Tuesday, May 19, 2009
Give Me that music
Music is such a huge part of my journey either I am listening to it making it up or it is just playing inside of my head and my soul. I head bop to music that I hear in my head and sometimes people even join in with me. There is something about sound that has a way of awakening all the different things that exist deeper in our unconscious and super conscious. I am back in New York City, but as they saying goes I left my heart in LA/Portland the past coming back to me and making me deal with a whole bunch of stuff that I thought I had dropped only to find out more clearly how much I carry it around with me. I feel her everywhere I go these days and yet timing is everything and I just need to be patient and focus on my inner work and want I need to be doing which is being of service to those around me. Healing is feeling yet the world seems to discourage us from feeling unpleasant feelings.

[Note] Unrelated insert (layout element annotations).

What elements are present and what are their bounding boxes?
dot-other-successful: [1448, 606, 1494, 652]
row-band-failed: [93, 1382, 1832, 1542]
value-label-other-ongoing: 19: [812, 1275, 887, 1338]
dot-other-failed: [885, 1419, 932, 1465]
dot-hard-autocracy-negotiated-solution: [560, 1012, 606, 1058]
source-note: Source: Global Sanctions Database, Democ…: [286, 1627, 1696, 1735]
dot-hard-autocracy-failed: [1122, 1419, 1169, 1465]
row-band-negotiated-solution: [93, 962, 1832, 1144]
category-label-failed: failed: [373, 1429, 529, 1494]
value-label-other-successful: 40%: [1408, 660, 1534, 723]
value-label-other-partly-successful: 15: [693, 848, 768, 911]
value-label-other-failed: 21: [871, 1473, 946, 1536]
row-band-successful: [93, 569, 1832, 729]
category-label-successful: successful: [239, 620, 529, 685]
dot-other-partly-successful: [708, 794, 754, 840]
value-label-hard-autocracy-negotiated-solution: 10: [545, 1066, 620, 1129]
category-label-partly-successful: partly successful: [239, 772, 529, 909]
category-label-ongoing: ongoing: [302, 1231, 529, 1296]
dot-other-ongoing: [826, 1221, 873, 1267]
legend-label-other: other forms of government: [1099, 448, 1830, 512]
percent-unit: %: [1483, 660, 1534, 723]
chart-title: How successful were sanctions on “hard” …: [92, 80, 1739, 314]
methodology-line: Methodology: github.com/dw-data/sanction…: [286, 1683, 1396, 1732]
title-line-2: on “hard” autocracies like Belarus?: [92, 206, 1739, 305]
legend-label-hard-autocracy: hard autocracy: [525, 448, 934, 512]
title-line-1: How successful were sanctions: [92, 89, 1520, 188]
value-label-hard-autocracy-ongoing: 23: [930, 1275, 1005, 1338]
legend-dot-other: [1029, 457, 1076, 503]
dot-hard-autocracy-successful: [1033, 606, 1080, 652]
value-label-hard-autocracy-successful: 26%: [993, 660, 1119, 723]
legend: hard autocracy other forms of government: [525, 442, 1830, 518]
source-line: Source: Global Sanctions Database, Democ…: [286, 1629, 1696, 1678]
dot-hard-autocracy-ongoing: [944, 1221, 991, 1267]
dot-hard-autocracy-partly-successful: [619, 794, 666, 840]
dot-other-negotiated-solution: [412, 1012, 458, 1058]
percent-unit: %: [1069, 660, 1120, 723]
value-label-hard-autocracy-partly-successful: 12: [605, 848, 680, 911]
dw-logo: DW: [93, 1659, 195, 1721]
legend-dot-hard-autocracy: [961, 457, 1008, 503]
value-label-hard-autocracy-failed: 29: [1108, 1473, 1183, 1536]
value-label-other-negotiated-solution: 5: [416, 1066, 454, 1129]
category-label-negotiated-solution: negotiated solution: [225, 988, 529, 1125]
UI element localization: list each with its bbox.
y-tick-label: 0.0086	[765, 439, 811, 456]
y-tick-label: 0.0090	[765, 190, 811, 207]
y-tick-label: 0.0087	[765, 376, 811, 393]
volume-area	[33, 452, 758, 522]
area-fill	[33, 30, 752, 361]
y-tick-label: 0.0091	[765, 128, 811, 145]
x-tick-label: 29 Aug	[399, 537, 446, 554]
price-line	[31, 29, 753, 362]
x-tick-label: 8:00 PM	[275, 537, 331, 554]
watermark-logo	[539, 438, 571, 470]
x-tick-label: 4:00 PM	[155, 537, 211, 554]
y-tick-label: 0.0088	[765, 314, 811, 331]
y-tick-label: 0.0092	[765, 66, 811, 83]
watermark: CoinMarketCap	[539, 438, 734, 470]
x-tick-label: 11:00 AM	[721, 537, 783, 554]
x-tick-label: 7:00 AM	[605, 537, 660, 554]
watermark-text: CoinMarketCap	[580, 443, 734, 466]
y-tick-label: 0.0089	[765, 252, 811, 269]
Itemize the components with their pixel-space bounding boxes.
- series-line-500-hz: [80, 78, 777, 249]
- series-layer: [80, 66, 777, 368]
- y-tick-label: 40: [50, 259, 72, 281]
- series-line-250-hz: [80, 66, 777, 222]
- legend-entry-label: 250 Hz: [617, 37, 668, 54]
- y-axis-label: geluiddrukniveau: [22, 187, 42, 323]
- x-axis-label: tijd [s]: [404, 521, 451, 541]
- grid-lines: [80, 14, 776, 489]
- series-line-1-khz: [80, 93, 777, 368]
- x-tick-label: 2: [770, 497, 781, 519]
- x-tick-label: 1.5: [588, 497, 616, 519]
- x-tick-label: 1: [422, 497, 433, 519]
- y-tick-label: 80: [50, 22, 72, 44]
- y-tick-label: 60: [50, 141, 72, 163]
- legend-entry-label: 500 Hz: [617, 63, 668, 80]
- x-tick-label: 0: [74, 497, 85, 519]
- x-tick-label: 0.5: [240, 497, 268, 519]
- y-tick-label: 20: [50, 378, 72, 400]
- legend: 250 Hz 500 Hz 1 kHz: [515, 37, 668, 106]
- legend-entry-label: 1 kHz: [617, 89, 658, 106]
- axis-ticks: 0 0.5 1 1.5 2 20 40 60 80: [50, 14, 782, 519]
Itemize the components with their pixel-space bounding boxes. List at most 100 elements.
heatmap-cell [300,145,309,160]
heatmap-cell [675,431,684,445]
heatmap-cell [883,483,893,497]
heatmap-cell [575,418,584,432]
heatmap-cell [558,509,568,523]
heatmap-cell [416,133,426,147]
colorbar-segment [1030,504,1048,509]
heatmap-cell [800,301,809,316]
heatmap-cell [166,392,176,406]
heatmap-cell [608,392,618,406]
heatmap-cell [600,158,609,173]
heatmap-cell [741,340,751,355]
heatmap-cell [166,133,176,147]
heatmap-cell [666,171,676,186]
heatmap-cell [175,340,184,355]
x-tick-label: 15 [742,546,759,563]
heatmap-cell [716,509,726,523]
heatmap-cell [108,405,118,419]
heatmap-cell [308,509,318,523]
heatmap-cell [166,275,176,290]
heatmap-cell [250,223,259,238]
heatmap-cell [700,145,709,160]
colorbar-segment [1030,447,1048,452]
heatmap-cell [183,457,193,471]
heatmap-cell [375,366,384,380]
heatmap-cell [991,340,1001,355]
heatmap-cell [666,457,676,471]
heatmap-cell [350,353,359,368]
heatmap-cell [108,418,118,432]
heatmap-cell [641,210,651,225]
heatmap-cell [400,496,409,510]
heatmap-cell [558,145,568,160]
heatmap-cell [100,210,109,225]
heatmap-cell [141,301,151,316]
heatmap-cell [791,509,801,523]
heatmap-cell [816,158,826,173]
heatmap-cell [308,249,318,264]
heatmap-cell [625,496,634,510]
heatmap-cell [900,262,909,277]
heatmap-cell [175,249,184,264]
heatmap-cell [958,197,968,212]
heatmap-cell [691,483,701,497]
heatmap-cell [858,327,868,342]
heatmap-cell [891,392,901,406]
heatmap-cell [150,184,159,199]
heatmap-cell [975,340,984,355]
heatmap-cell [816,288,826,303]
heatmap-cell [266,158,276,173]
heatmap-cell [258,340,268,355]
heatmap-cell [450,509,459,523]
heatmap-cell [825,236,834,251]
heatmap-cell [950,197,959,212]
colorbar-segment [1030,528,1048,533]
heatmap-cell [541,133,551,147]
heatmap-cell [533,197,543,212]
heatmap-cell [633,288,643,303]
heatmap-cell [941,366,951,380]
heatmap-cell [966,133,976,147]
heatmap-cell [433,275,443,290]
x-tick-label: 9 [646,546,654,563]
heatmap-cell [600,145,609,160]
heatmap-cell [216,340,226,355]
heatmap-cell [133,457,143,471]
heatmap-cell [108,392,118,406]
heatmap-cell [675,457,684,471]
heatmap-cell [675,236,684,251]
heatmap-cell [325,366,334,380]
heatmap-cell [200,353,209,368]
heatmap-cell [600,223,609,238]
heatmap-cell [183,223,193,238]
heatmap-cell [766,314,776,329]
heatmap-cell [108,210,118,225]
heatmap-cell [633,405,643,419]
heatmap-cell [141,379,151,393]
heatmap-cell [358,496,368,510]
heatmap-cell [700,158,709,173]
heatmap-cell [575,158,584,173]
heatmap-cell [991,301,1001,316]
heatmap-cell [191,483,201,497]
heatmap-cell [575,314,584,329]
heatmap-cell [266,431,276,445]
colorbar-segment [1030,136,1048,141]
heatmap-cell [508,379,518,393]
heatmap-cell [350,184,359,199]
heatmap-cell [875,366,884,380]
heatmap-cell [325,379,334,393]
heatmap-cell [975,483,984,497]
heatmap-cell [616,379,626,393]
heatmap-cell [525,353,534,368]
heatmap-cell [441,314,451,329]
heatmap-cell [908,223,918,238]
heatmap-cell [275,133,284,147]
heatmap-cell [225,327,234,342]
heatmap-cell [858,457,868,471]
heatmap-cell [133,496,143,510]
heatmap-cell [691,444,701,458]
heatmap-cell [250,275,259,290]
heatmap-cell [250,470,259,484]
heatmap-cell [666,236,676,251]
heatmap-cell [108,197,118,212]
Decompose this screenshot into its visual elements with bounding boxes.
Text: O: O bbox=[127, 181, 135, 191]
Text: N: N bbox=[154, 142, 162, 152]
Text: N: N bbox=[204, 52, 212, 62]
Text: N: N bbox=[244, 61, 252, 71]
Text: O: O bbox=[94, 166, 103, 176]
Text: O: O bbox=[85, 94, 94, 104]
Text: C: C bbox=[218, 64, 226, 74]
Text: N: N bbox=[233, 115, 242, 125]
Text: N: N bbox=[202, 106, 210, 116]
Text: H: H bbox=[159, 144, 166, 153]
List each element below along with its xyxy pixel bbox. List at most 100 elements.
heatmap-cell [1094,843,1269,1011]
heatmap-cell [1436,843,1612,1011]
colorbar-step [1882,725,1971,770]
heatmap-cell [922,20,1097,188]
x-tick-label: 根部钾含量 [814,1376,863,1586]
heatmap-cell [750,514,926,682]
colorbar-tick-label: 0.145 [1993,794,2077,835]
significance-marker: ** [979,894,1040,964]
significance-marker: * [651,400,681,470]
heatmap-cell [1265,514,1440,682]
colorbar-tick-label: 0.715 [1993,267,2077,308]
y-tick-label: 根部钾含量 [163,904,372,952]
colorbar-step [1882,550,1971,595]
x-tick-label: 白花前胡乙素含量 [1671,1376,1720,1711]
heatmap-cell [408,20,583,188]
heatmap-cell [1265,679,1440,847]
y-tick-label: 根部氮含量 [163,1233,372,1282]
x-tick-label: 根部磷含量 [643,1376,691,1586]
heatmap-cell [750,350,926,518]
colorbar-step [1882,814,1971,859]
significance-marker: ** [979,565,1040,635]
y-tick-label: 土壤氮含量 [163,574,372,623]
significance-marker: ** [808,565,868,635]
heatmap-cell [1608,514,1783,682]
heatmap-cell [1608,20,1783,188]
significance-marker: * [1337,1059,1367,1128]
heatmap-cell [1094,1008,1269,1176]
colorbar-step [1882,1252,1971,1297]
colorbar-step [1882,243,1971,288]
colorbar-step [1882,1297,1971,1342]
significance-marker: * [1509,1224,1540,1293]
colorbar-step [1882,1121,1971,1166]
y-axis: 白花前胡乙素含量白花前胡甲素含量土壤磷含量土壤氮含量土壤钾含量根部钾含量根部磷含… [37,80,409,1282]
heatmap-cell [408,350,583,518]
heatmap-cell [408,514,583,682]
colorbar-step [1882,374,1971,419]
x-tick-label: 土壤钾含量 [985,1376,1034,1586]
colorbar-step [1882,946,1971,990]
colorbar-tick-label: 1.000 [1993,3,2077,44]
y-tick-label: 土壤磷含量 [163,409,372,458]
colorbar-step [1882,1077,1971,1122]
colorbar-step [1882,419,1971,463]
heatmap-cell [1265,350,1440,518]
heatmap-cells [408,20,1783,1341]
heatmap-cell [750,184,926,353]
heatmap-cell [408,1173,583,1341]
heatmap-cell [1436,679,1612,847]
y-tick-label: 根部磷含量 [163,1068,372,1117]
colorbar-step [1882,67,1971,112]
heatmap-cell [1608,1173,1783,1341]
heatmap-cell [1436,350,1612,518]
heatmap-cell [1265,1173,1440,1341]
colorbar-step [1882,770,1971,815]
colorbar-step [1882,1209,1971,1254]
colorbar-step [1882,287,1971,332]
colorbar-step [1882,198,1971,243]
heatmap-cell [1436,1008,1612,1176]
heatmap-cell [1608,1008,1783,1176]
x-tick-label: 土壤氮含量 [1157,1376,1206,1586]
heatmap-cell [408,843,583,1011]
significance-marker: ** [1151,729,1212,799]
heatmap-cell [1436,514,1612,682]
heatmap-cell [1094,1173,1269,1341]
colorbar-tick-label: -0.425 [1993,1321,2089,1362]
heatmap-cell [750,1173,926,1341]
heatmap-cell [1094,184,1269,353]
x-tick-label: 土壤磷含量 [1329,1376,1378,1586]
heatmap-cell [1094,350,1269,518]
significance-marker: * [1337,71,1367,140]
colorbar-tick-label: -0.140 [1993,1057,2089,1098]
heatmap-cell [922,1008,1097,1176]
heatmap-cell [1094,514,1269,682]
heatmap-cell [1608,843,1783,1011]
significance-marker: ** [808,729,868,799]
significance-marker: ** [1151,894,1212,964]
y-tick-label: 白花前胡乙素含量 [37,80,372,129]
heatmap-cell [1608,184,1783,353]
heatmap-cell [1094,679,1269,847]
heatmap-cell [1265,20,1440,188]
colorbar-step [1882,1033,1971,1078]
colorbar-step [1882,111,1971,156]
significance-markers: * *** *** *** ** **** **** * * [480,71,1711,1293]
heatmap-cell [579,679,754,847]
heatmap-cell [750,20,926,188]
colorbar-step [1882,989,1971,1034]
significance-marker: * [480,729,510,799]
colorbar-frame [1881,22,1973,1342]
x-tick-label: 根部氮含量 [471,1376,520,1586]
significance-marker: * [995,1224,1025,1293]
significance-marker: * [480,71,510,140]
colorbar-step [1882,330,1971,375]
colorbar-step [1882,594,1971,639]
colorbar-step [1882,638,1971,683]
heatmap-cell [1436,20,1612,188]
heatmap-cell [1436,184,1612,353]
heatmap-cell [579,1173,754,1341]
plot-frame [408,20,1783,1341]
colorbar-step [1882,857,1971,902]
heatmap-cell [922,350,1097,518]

Now I find myself in SOHO and this pain is prod to remember the divine. I find myself mantra chanting with great urgency and it just overcomes. My being hears these words and something awakens inside of me. I am waking up to the greater love inside of me and it spreading everywhere that I go. I am taking ice cold showers and I still come out of the water warm. I feel that my heart is cracking open more and more and parts of my mind want to resist it. I had a dream involving my healing gift and just allowing it to take me over more and just get out of the way. I can feel that great changes keep happening around me and I am just focusing on being present with the change. We all just need to be present with what we are feeling even if it is uncomfortable.